Desde que a campanha conjunta de ataque entre Estados Unidos e Israel começou em 28 de fevereiro de 2026, o conflito passou de um cronograma militar para um ponto de estrangulamento de energia impulsionado por demandas políticas.

Este artigo foi traduzido do original. Leia a versão original do nosso correspondente aqui.

A Agência Internacional de Energia descreveu a interrupção como historicamente grande, com os fluxos de petróleo e produtos pelo Estreito de Ormuz caindo de aproximadamente 20 milhões de barris por dia antes da guerra para "uma gota d'água", levando os principais produtores do Golfo a reduzir drasticamente a produção e desencadeando uma liberação de emergência coordenada de 400 milhões de barris. Em 16 de março de 2026, o petróleo Brent ainda estava sendo negociado em torno de US$ 102,9 por barril, com foco renovado em ataques e ameaças em torno da infraestrutura crítica de exportação, como a Ilha Kharg.

Em nossa opinião, é provável que o conflito dure mais do que a orientação pública do Presidente Donald Trump, que sugeriu que ele poderia terminar "em breve" em um período inicial de quatro a cinco semanas.

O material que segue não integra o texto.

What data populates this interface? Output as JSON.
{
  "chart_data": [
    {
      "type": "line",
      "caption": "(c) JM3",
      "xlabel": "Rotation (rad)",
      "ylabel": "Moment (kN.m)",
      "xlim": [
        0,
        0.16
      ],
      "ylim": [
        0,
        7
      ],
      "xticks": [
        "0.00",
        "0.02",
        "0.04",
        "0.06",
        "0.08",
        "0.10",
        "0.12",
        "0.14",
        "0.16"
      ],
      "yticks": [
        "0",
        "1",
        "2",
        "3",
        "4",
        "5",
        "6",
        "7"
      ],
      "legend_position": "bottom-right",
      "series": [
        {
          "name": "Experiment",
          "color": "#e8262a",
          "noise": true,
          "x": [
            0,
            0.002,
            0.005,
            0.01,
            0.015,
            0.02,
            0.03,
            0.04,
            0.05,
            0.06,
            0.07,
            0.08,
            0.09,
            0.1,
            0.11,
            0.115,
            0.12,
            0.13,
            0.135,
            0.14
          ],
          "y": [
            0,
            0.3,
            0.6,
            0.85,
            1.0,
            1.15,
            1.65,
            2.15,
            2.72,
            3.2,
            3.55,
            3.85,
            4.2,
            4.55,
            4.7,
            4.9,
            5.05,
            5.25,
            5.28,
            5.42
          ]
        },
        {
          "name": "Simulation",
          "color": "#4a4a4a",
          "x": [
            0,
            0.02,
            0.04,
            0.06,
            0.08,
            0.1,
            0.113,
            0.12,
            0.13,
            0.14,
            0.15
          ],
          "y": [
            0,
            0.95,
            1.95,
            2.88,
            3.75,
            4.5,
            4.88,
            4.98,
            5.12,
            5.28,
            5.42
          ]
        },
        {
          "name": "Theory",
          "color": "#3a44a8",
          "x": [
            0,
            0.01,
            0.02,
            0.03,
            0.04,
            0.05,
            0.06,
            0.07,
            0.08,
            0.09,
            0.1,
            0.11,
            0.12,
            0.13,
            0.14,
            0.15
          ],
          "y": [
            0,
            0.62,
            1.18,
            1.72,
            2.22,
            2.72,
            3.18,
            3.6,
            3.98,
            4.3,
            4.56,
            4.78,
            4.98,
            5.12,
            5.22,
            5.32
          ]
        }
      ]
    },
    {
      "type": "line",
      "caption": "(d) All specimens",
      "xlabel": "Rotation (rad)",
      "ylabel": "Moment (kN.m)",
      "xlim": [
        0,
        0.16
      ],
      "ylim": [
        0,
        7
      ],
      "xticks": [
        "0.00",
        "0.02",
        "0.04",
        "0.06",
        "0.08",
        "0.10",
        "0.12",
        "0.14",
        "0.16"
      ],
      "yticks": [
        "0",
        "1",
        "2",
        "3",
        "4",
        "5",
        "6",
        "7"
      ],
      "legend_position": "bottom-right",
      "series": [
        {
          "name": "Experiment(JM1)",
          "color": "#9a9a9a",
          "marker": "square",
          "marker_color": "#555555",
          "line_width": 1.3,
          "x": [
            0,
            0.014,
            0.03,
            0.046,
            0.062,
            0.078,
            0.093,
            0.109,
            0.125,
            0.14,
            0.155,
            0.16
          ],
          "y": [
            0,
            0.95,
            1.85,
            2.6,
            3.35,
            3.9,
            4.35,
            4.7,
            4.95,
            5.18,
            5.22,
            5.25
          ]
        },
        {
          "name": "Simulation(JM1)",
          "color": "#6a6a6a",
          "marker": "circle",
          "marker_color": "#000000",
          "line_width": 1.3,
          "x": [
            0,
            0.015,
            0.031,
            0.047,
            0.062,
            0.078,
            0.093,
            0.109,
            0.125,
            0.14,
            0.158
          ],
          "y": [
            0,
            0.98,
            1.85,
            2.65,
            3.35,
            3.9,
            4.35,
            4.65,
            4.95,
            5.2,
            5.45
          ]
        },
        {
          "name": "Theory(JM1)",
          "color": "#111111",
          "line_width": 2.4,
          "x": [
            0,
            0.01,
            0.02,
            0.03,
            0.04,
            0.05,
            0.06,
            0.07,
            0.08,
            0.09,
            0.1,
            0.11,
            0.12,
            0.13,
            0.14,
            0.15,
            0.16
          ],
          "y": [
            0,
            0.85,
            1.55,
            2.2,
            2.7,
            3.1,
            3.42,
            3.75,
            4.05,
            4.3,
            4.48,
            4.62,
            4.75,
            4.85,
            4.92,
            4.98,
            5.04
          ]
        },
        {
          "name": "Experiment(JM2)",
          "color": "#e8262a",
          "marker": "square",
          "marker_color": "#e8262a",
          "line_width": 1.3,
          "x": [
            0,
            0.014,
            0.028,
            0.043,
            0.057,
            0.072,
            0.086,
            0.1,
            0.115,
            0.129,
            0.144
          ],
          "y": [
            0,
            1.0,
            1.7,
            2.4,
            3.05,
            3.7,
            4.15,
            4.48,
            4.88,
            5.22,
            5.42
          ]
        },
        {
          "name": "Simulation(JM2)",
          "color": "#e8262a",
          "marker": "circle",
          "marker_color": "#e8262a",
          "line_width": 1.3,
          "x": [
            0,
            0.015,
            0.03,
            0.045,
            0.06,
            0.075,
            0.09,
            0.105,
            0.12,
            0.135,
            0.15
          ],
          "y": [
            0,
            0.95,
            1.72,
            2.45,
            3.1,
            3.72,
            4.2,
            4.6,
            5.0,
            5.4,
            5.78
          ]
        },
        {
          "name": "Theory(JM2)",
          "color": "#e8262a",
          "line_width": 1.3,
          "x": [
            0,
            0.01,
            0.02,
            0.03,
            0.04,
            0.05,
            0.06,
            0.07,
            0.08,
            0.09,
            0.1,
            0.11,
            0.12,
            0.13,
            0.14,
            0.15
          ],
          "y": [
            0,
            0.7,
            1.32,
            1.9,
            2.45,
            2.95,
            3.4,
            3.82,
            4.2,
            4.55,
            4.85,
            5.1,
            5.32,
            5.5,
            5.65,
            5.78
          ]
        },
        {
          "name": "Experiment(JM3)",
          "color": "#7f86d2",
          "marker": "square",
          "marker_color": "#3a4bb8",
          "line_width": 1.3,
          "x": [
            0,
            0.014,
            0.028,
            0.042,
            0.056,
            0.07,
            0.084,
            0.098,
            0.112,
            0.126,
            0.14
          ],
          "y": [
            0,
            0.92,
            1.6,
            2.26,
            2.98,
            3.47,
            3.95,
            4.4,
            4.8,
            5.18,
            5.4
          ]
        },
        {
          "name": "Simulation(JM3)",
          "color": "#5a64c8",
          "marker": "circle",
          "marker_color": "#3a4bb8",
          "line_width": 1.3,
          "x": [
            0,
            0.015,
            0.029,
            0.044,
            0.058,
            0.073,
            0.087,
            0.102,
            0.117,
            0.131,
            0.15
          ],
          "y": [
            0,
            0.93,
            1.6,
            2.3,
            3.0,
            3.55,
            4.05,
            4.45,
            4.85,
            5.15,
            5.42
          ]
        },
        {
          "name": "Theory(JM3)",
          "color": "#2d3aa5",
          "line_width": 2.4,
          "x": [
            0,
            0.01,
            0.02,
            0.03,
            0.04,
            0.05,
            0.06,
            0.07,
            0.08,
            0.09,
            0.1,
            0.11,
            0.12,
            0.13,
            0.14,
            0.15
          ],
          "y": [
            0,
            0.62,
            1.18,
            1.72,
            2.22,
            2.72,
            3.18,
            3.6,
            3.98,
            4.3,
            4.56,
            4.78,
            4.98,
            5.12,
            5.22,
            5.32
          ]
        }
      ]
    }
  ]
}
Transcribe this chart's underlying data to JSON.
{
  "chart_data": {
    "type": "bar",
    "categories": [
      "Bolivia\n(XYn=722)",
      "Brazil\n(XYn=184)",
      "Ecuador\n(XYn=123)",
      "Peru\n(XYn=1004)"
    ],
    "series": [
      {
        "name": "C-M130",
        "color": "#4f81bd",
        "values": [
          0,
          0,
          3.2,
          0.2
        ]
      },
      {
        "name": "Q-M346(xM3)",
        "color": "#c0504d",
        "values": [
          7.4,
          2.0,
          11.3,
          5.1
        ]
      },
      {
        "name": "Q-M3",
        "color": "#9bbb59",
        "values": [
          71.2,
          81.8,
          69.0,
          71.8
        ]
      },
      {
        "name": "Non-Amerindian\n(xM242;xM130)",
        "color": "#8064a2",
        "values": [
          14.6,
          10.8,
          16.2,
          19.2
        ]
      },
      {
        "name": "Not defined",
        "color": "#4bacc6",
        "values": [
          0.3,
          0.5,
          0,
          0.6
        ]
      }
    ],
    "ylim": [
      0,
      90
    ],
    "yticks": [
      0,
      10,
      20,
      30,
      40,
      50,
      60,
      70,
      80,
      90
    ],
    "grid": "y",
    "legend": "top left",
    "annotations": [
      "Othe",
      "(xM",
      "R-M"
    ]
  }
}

Os preços do petróleo podem permanecer acima de US$ 100 por barril durante meses. A duração está sendo impulsionada menos pelos desenvolvimentos no campo de batalha e mais por três fatores: condições de cessar-fogo irreconciliáveis, incentivos de liderança que aumentam o custo do compromisso e uma mudança global para medidas energéticas de emergência que pressupõem uma interrupção prolongada.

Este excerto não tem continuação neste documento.